Lo que alguna vez parece haber funcionado como un centro de reclutamiento y adiestramiento criminal a escala profesional ha revelado, gracias al trabajo de la sociedad civil y del periodismo independiente, una realidad aún más aterradora: un escenario de horror que expone la absoluta ineficacia estructural de las Fiscalías que detentan, de unos años para acá, el ejercicio “autónomo” de una labor importantísima: la del Ministerio público.
Ante la inacción, incomprensión y silencio de Fiscalías y Gobiernos, las Madres, que son ahora legión y arrastran familias enteras, se dan a la macabra tarea de reconocer prendas y zapatos que pudieran haber pertenecido a sus niñas y niños, que eso son las víctimas que, apenas traspasada la primera juventud, se ilusionan con un trabajo “en el campo” que al final se troca, según testimonios e indicios que se cuentan por centenas, en un holocausto: un sacrificio que resuena, atroz y rulfianamente, en el subsuelo de las libertades de México.

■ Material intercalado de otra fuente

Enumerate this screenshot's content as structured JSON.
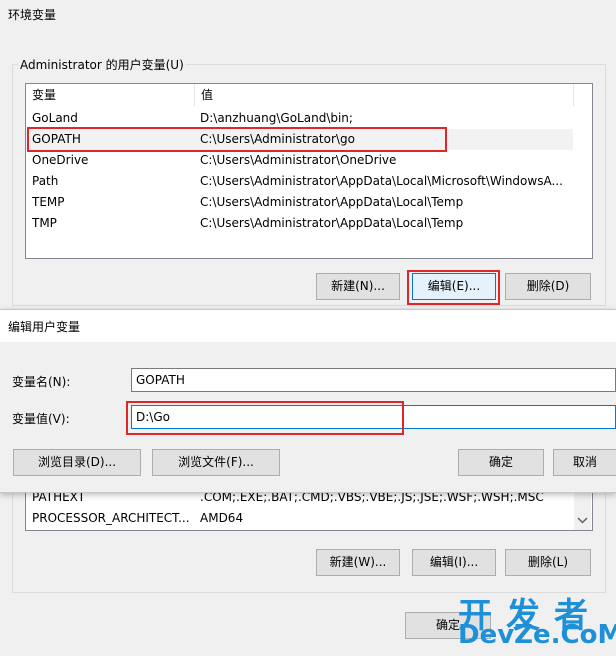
{
  "window": {
    "title": "环境变量"
  },
  "user_vars": {
    "group_label": "Administrator 的用户变量(U)",
    "col_name": "变量",
    "col_value": "值",
    "rows": [
      {
        "name": "GoLand",
        "value": "D:\\anzhuang\\GoLand\\bin;"
      },
      {
        "name": "GOPATH",
        "value": "C:\\Users\\Administrator\\go"
      },
      {
        "name": "OneDrive",
        "value": "C:\\Users\\Administrator\\OneDrive"
      },
      {
        "name": "Path",
        "value": "C:\\Users\\Administrator\\AppData\\Local\\Microsoft\\WindowsA..."
      },
      {
        "name": "TEMP",
        "value": "C:\\Users\\Administrator\\AppData\\Local\\Temp"
      },
      {
        "name": "TMP",
        "value": "C:\\Users\\Administrator\\AppData\\Local\\Temp"
      }
    ],
    "new_label": "新建(N)...",
    "edit_label": "编辑(E)...",
    "delete_label": "删除(D)"
  },
  "system_vars": {
    "rows": [
      {
        "name": "PATHEXT",
        "value": ".COM;.EXE;.BAT;.CMD;.VBS;.VBE;.JS;.JSE;.WSF;.WSH;.MSC"
      },
      {
        "name": "PROCESSOR_ARCHITECT...",
        "value": "AMD64"
      }
    ],
    "new_label": "新建(W)...",
    "edit_label": "编辑(I)...",
    "delete_label": "删除(L)"
  },
  "main_ok_label": "确定",
  "edit_dialog": {
    "title": "编辑用户变量",
    "name_label": "变量名(N):",
    "name_value": "GOPATH",
    "value_label": "变量值(V):",
    "value_value": "D:\\Go",
    "browse_dir_label": "浏览目录(D)...",
    "browse_file_label": "浏览文件(F)...",
    "ok_label": "确定",
    "cancel_label": "取消"
  },
  "watermark": {
    "line1": "开发者",
    "line2": "DevZe.CoM"
  },
  "colors": {
    "highlight": "#e0252b",
    "watermark": "#1e90d8"
  }
}
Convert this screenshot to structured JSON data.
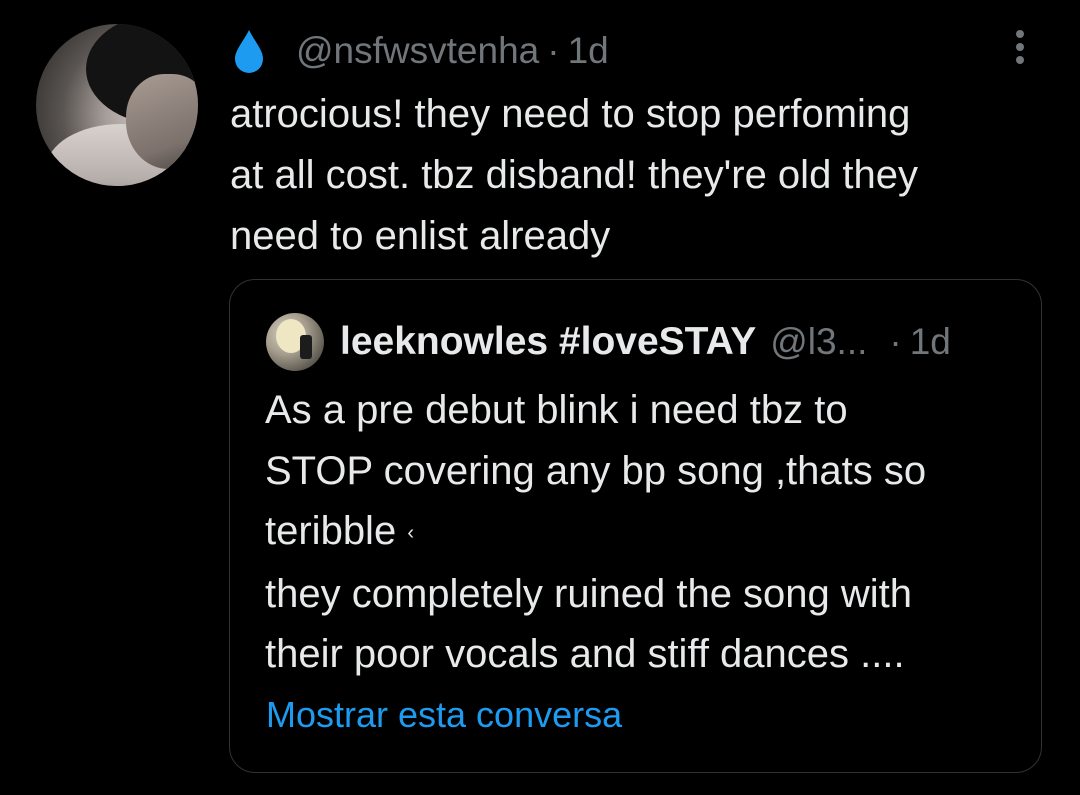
{
  "tweet": {
    "handle": "@nsfwsvtenha",
    "separator": "·",
    "time": "1d",
    "text_lines": [
      "atrocious! they need to stop perfoming",
      "at all cost. tbz disband! they're old they",
      "need to enlist already"
    ],
    "icons": {
      "badge": "water-drop-icon",
      "menu": "more-options-icon"
    }
  },
  "quote": {
    "display_name": "leeknowles #loveSTAY",
    "handle": "@l3...",
    "separator": "·",
    "time": "1d",
    "text_lines": [
      "As a pre debut blink i need tbz to",
      "STOP covering any bp song ,thats so",
      "teribble",
      "they completely ruined the song with",
      "their poor vocals and stiff dances ...."
    ],
    "trailing_glyph": "‹",
    "show_thread_label": "Mostrar esta conversa"
  },
  "colors": {
    "background": "#000000",
    "text": "#e7e9ea",
    "secondary": "#71767b",
    "link": "#1d9bf0",
    "border": "#2f3336",
    "drop": "#1d9bf0"
  }
}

La pregunta pertinente no es si esto nos recuerda o no a Auschwitz o a Buchenwald, al Khmer rouge o a las tácticas de la narcoguerrilla colombiana que, en darwiniana estrategia, ponía a competir por sus vidas a los muchachos que reclutaba, sacrificando a los más débiles e inhábiles. La pregunta no es ni siquiera qué es lo que le están haciendo a nuestros hijos, a nuestros estudiantes, a nuestro futuro, en los márgenes de la horripilante Zona de interés (que, además, parece tener réplicas en Tamaulipas, Coahuila y otras tantas tierras de lo que cada vez se parece menos a nuestra añorada República). La pregunta pertinente es si el paso de las décadas nos recordará como generaciones poseedoras de mujeres y hombres suficientes para colmar con sauces, álamos y pirules un Paseo de las Personas Justas como el que recuerda en el Museo Yad Vashem que nada está totalmente perdido si queda alguien dispuesto a defender la vida del otro, del nos-otros, si queda alguien dispuesto a luchar contra la calumnia que arrostran ahora, en medio de todo su dolor, las madres que buscan.
Y un Paseo con miles de hombres y mujeres justas que no se presten a reformas falseadas y que sostengan, en alta y clara voz, que la eterna inculpación de Fuenteovejuna no sirve más. En efecto, ya no se trata de culpar a jueces supremos o a policías municipales, a gobiernos estatales o a administraciones federales pretéritas. Se trata, hoy, de discutir a fondo (y de exigir en consecuencia) el modelo de procuración de Justicia que haga, por fin, eficaz y eficiente la labor del más vital de nuestros Ministerios.